1. Field of the Invention
The present invention relates to a window for automobiles or the like, including a window plate and a frame member composed of a thermoplastic synthetic resin material and provided integrally with the window plate, and also to a method of manufacturing such windows.
2. Description of the Related Art
Automobile windows wherein a window plate is integrally provided with a frame member composed of a thermoplastic synthetic resin material is advantageous in that, since it is not necessary to prepare a window molding member as a separate component from the window plate, the number of components and assembly steps can be reduced to realize an improved manufacturing productivity in the assembly lines of automobile factories.
There is disclosed, e.g. in U.S. Pat. No. 4,139,234 and Japanese Patent Application Laid-open Publication Nos. 56-99,817 and 57-1,737, a method of manufacturing such automobile windows wherein the peripheral edge of a window plate is placed in an injection mold including upper and lower mold halves, and a molten thermoplastic synthetic resin material is injected into the cavity space between the upper and lower mold halves through at least one gate. While the above-mentioned method permits formation of an integral frame member along the edge of the window plate, a number of problems are left still unsolved, which are as follows.
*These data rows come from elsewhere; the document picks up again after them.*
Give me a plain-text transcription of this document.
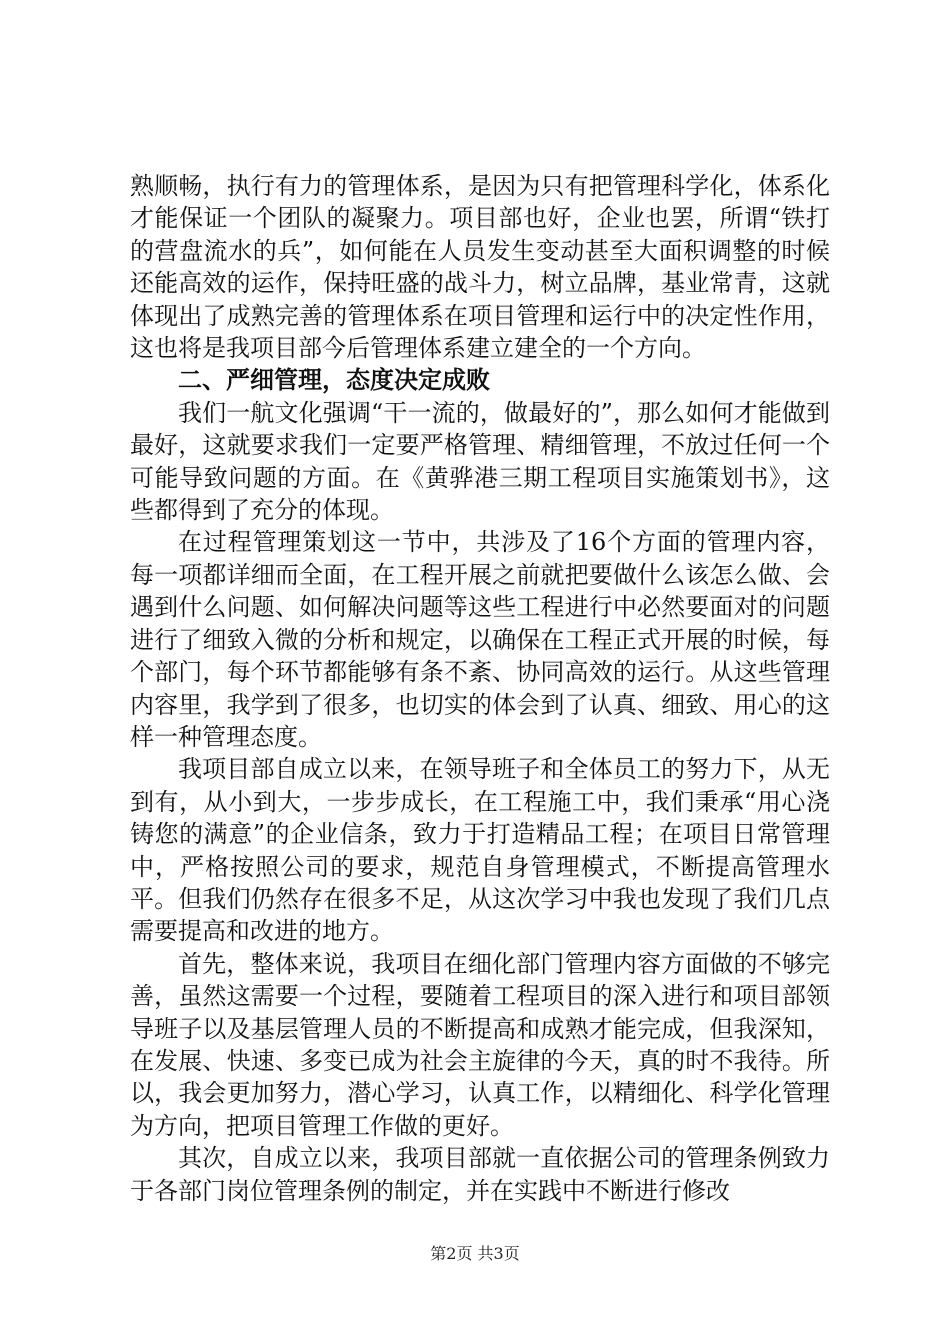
熟顺畅，执行有力的管理体系，是因为只有把管理科学化，体系化才能保证一个团队的凝聚力。项目部也好，企业也罢，所谓“铁打的营盘流水的兵”，如何能在人员发生变动甚至大面积调整的时候还能高效的运作，保持旺盛的战斗力，树立品牌，基业常青，这就体现出了成熟完善的管理体系在项目管理和运行中的决定性作用，这也将是我项目部今后管理体系建立建全的一个方向。

二、严细管理，态度决定成败

我们一航文化强调“干一流的，做最好的”，那么如何才能做到最好，这就要求我们一定要严格管理、精细管理，不放过任何一个可能导致问题的方面。在《黄骅港三期工程项目实施策划书》，这些都得到了充分的体现。

在过程管理策划这一节中，共涉及了16个方面的管理内容，每一项都详细而全面，在工程开展之前就把要做什么该怎么做、会遇到什么问题、如何解决问题等这些工程进行中必然要面对的问题进行了细致入微的分析和规定，以确保在工程正式开展的时候，每个部门，每个环节都能够有条不紊、协同高效的运行。从这些管理内容里，我学到了很多，也切实的体会到了认真、细致、用心的这样一种管理态度。

我项目部自成立以来，在领导班子和全体员工的努力下，从无到有，从小到大，一步步成长，在工程施工中，我们秉承“用心浇铸您的满意”的企业信条，致力于打造精品工程；在项目日常管理中，严格按照公司的要求，规范自身管理模式，不断提高管理水平。但我们仍然存在很多不足，从这次学习中我也发现了我们几点需要提高和改进的地方。

首先，整体来说，我项目在细化部门管理内容方面做的不够完善，虽然这需要一个过程，要随着工程项目的深入进行和项目部领导班子以及基层管理人员的不断提高和成熟才能完成，但我深知，在发展、快速、多变已成为社会主旋律的今天，真的时不我待。所以，我会更加努力，潜心学习，认真工作，以精细化、科学化管理为方向，把项目管理工作做的更好。

其次，自成立以来，我项目部就一直依据公司的管理条例致力于各部门岗位管理条例的制定，并在实践中不断进行修改

第2页 共3页
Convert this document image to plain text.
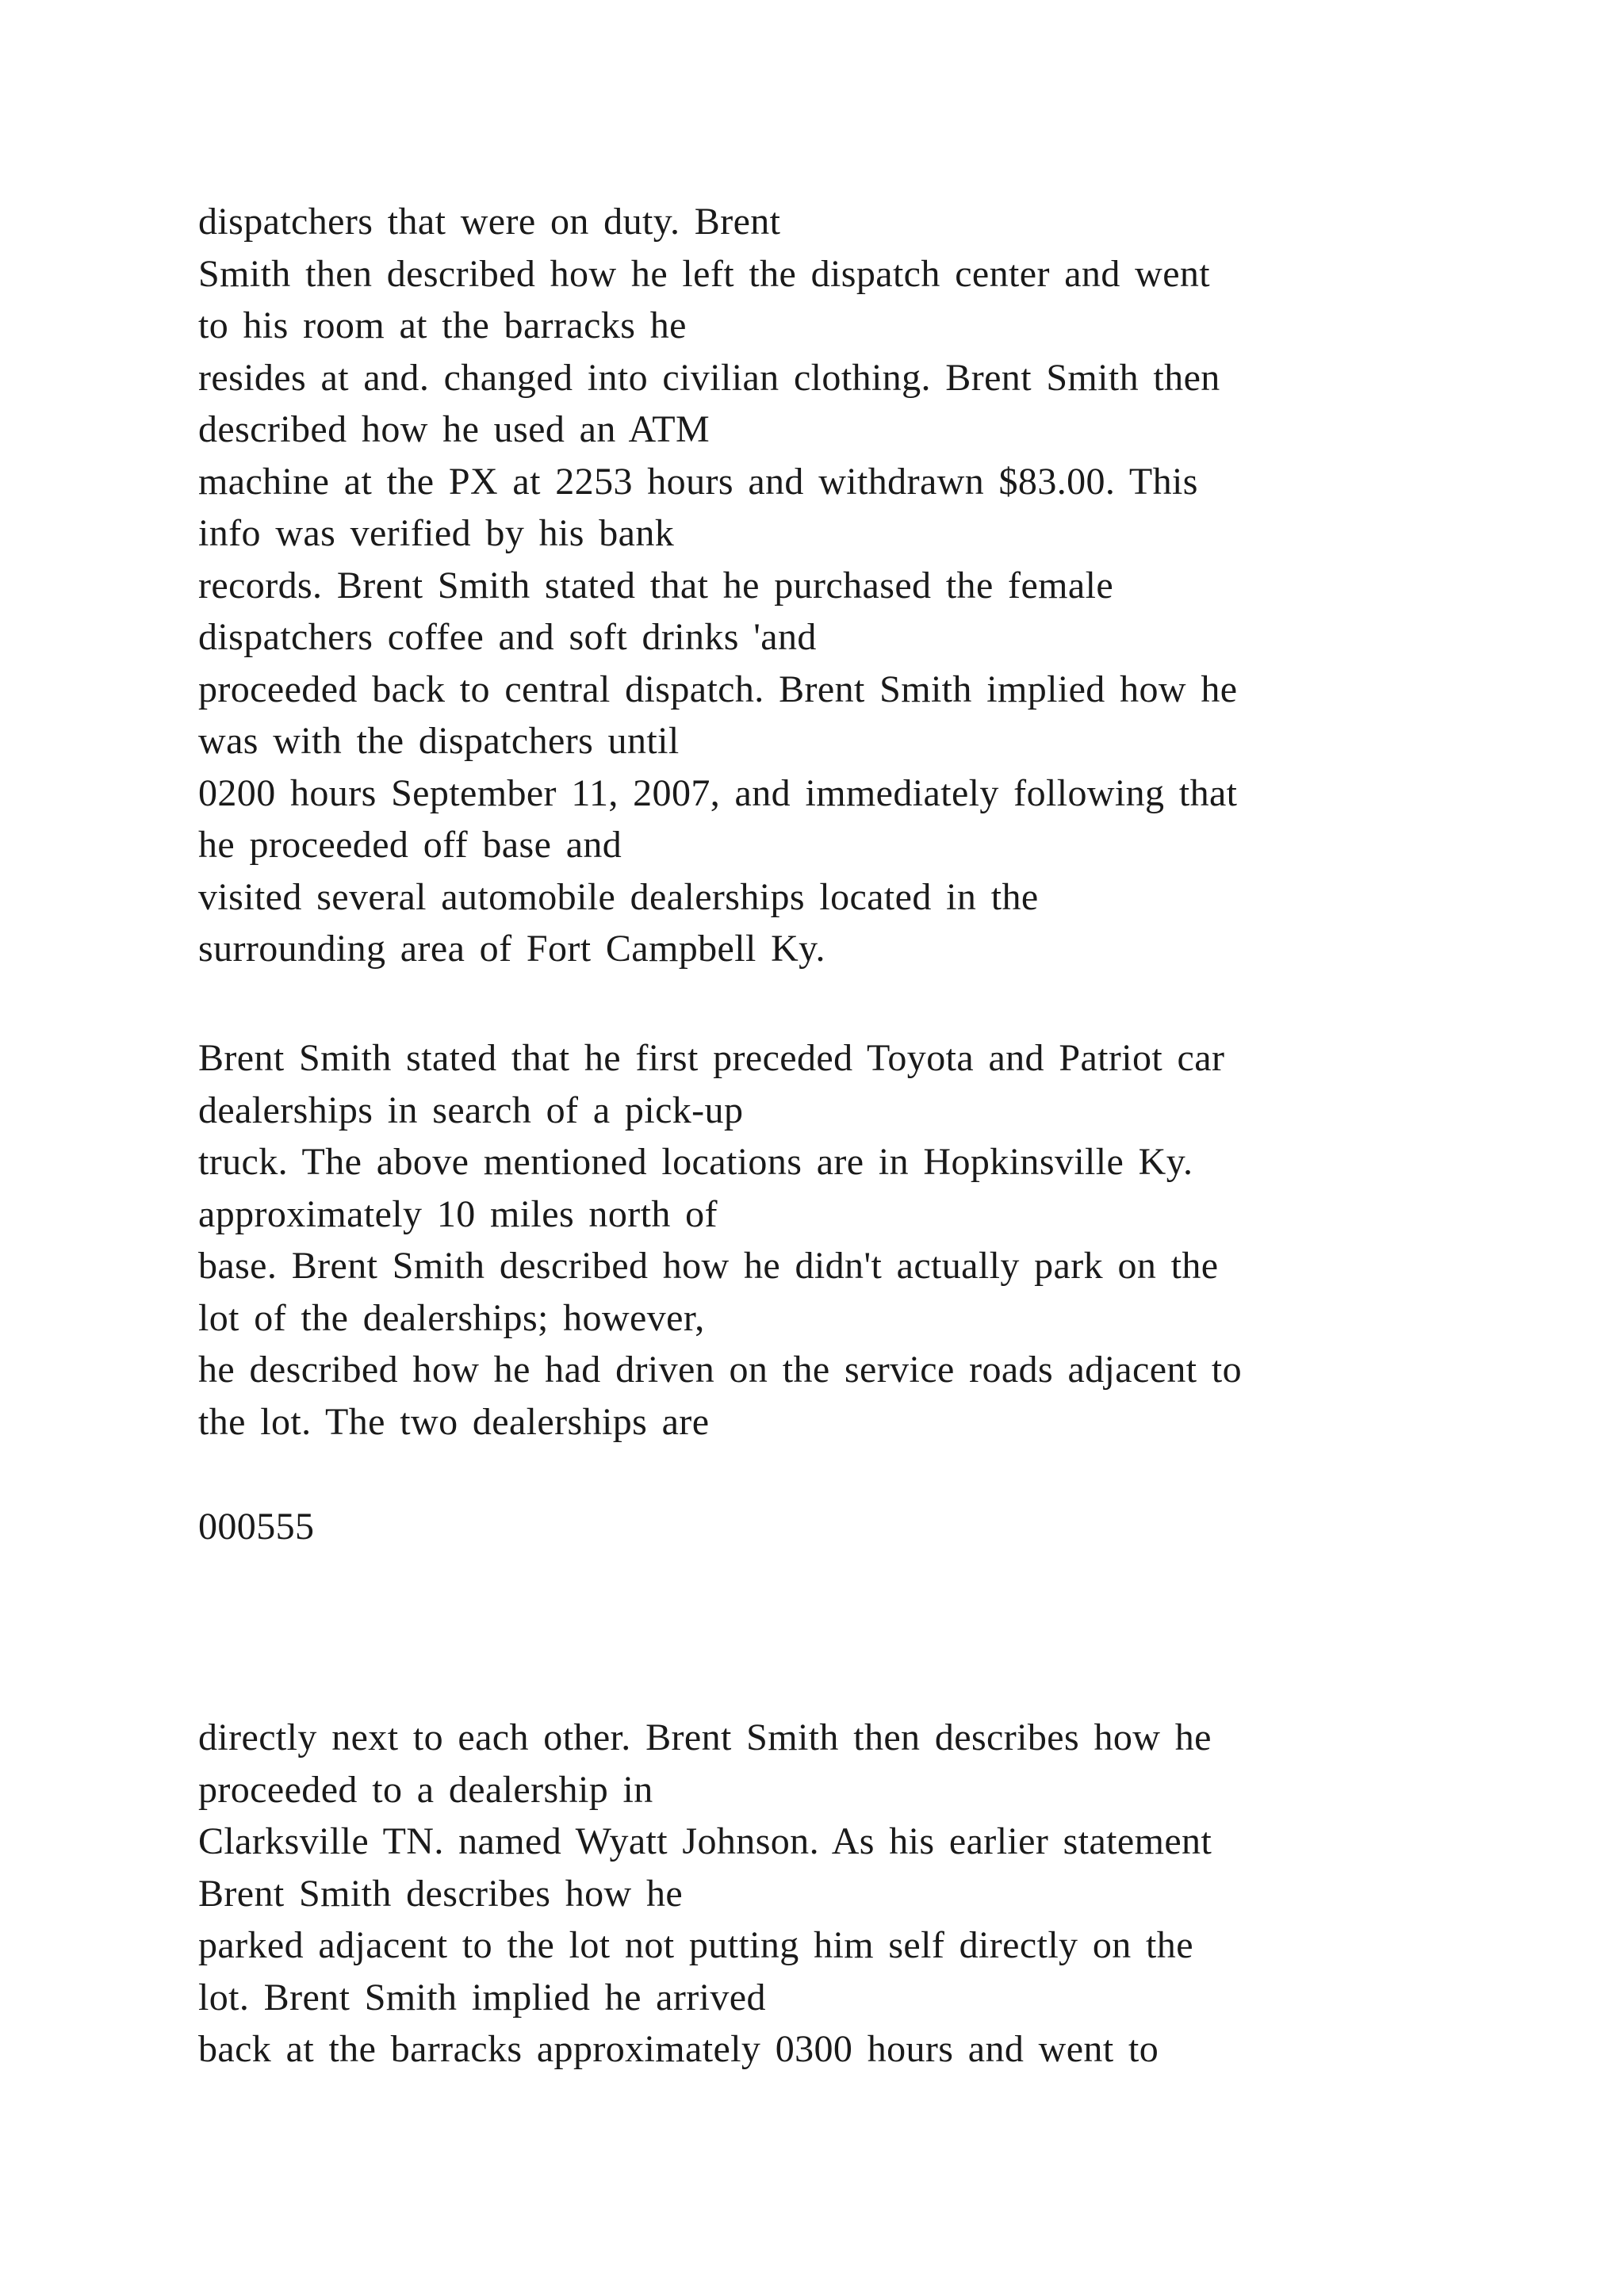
dispatchers that were on duty. Brent
Smith then described how he left the dispatch center and went
to his room at the barracks he
resides at and. changed into civilian clothing. Brent Smith then
described how he used an ATM
machine at the PX at 2253 hours and withdrawn $83.00. This
info was verified by his bank
records. Brent Smith stated that he purchased the female
dispatchers coffee and soft drinks 'and
proceeded back to central dispatch. Brent Smith implied how he
was with the dispatchers until
0200 hours September 11, 2007, and immediately following that
he proceeded off base and
visited several automobile dealerships located in the
surrounding area of Fort Campbell Ky.
Brent Smith stated that he first preceded Toyota and Patriot car
dealerships in search of a pick-up
truck. The above mentioned locations are in Hopkinsville Ky.
approximately 10 miles north of
base. Brent Smith described how he didn't actually park on the
lot of the dealerships; however,
he described how he had driven on the service roads adjacent to
the lot. The two dealerships are
000555
directly next to each other. Brent Smith then describes how he
proceeded to a dealership in
Clarksville TN. named Wyatt Johnson. As his earlier statement
Brent Smith describes how he
parked adjacent to the lot not putting him self directly on the
lot. Brent Smith implied he arrived
back at the barracks approximately 0300 hours and went to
First of all, thermoplastic synthetic resin material may have a relatively high viscosity during the injection into the mold cavity, which depends upon physical and/or chemical properties of the material. Then, the injection has to be carried out at an elevated temperature of the mold to lower the viscosity of the resin material and to avoid premature cooling of the resin material before it has been completely distributed within the mold cavity. The injection also has to be carried out under a relatively high injection pressure to realize a uniform distribution of the resin material throughout the entire cavity space. The elevated temperature to which the mold has to be heated necessarily requires a longer time until completion of the injection and cooling of the resin material, and makes it difficult to achieve an improved manufacturing productivity. Furthermore, the relatively high injection pressure often results in undesirable formation of burrs or flushings along the parting surface of the mold halves, or results in damage to of the window plate due to a higher tightening force applied from both sides by the mold halves for withstanding the injection pressure. Also, when the frame member is to be provided with an integral, strip-like ornamental element applied on its outer surface with clips or with the like fitting elements partly embedded in the synthetic resin material by a so-called insert-molding process, these elements may be deformed or subjected to dislocation by the injection pressure.
Secondly, the frame member placed to cool is more or less accompanied by shrinkage, thereby subjecting the window plate to a severe compression stress. Thus, when the window plate is composed of a brittle glass plate, it is not always possible to prevent formation of cracks in the window plate. Particularly when the window plate has a surface curvature, the window plate is often subjected to a substantial bending stress; and the curved surface of the window plate undergoes an undesirable deformation. These problems are more significant when the window plate is composed of a transparent synthetic resin material with a relatively lower structural rigidity than inorganic glass. Moreover, the frame member is generally formed to surround the edge of the window plate from both sides thereof, and thus includes a substantially U-shaped cross-sectional portion formed of relatively thin lip and web sections on the outer and rear surfaces of the window plate, respectively, and a relatively thick bridge section for connecting the lip and web sections with each other. The material thickness of the frame member with such a sudden change results in a retarded cooling rate of the thick bridge section and results in a resultant formation of a sink mark on its outer surface.
Finally, in addition to the above, the window plate is accompanied by certain dimensional fluctuations which are due to practical difficulties in preparing window plates of a satisfactorily constant shape, while the volume of the mold cavity remains always constant. An optimum amount of thermoplastic synthetic resin material to be injected into the mold cavity thus varies for each window plate, depending upon the length with which the window plate is inserted into the mold cavity. From practical viewpoint, however, it is not very appropriate to individually adjust the amount of the resin material for each shot, and it has thus been a general practice to inject into the mold cavity a substantially constant amount of resin material, without regard to dimensional fluctuation of the window plate at all. It is of course that injection of an excessive amount of resin material into the mold cavity, which also, results in formation of burrs or flushings along the parting surface of the mold halves, while insufficiency in the injected amount of the resin material gives rise to an undesirable tendency of the sink mark to appear on the outer surface of the frame member.